Sorbonne Université, parcours DAC Données Apprentissage Connaissances, est une référence incontournable pour ceux qui veulent allier théorie informatique et machine learning de haut niveau. Le parcours s’appuie sur une base académique forte, idéale si vous visez la recherche ou les grands groupes tech.
- Université Paris Dauphine – PSL, master IASD Intelligence Artificielle Systèmes Données : formation très prisée, avec un salaire médian de sortie à 46 200 € brut par an pour un data scientist junior.
- Université Lyon 1 – parcours Data Science : solide ancrage mathématique et informatique, bien connecté aux entreprises régionales.
- Université Lyon 2 – parcours Data Mining : orienté exploitation et fouille de données, parfait pour les profils analytiques.
- Université de Strasbourg – Sciences des Données et des Systèmes Complexes : un master qui sort du lot par son approche systémique.
- Université de Technologie de Troyes – Big Data Analytics avancées pour la décision : très orienté business intelligence et prise de décision.
- Université de Tours – Big Data Management and Analytics : formation complète sur la chaîne de valeur de la donnée.
- Université Jean Monnet Saint-Étienne – parcours Données et Systèmes Connectés : intéressant pour les profils IoT et données connectées.

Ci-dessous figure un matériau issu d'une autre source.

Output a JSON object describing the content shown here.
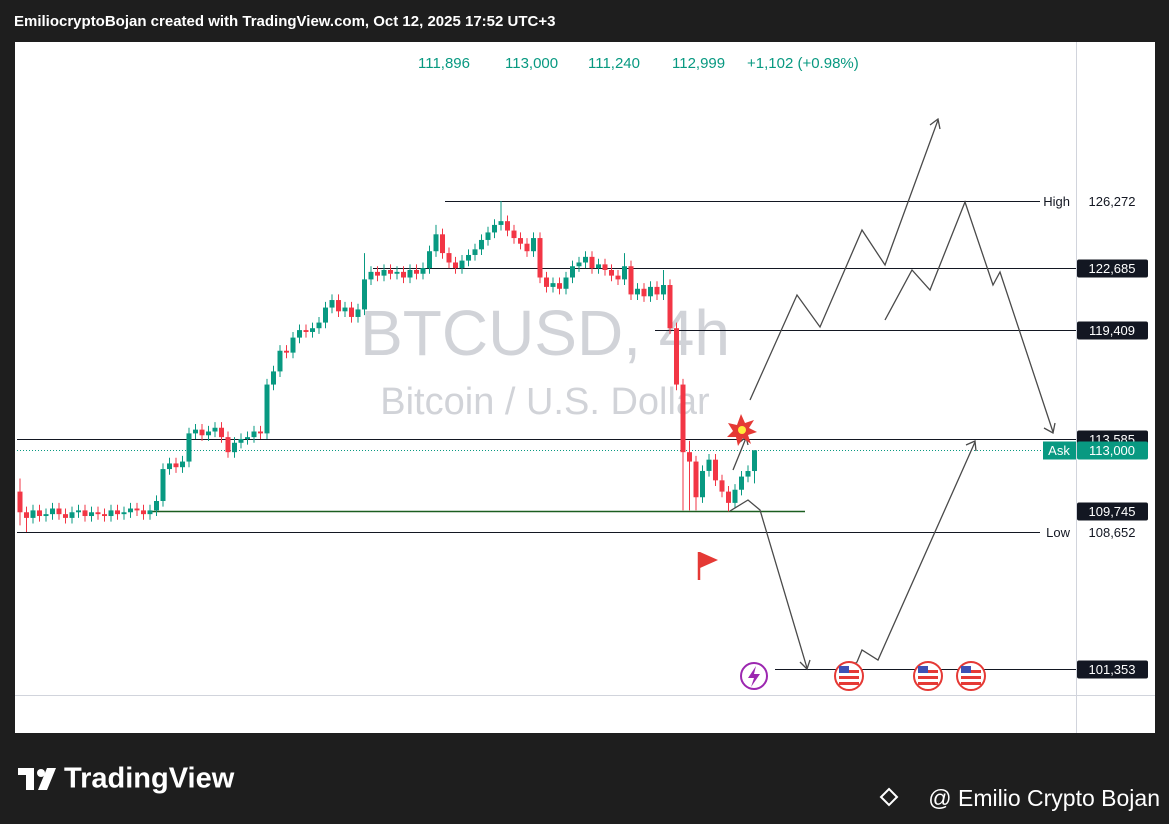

- Université Bretagne Sud – GeoData Science (Erasmus Mundus Copernicus Master in Digital Earth) : une formation internationale rare, idéale pour les données géospatiales.
- Université de Toulon – Bioacoustique et Intelligence Artificielle : niche, mais très pointue pour les applications IA dans les sciences du vivant.
- Université Paris-Saclay – Master Bio-Informatique : pour les profils à la croisée des données et des sciences biologiques.
- Nantes Université – Master Innovation Entreprise Société Cultures Numériques : plus orienté usages et transformation numérique.
- Université de Caen Normandie – parcours Décision et Optimisation : fort en modélisation mathématique appliquée.
En Normandie, plusieurs établissements se sont regroupés, ENSICAEN, INSA Rouen, Université de Rouen, Université Le Havre, pour proposer le programme MINMACS, une Graduate School en mathématiques et informatique qui mutualise les ressources pédagogiques. C’est une approche collaborative qui renforce la qualité globale des parcours proposés dans cette région.
« Le niveau Bac+5 est un prérequis indispensable pour devenir data scientist. »
Ce que vous apprenez vraiment dans un master Data Science (contenu concret)
Analyse numérique, optimisation, statistiques, modélisation stochastique : voilà le socle mathématique que vous allez devoir maîtriser. Ces unités d’enseignement représentent entre 5 et 6 crédits ECTS chacune, et elles ne sont pas là pour faire joli, elles constituent le cœur dur de la formation.
| Unité d’Enseignement | Niveau | Crédits ECTS |
|---|---|---|
| Analyse Numérique Matricielle | BAC +4 | 5 |
| Optimisation Non-Linéaire | BAC +4 | 5 |
| Statistique | BAC +4 | 6 |
| Modélisation Stochastique 1 | BAC +4 | 6 |
Côté outils, vous serez formé à Python, R, SQL, aux SGBDR et à l’environnement Hadoop/HDFS. Ce n’est pas une liste exhaustive, mais ce sont les briques techniques que les recruteurs regardent en premier sur un CV de data scientist.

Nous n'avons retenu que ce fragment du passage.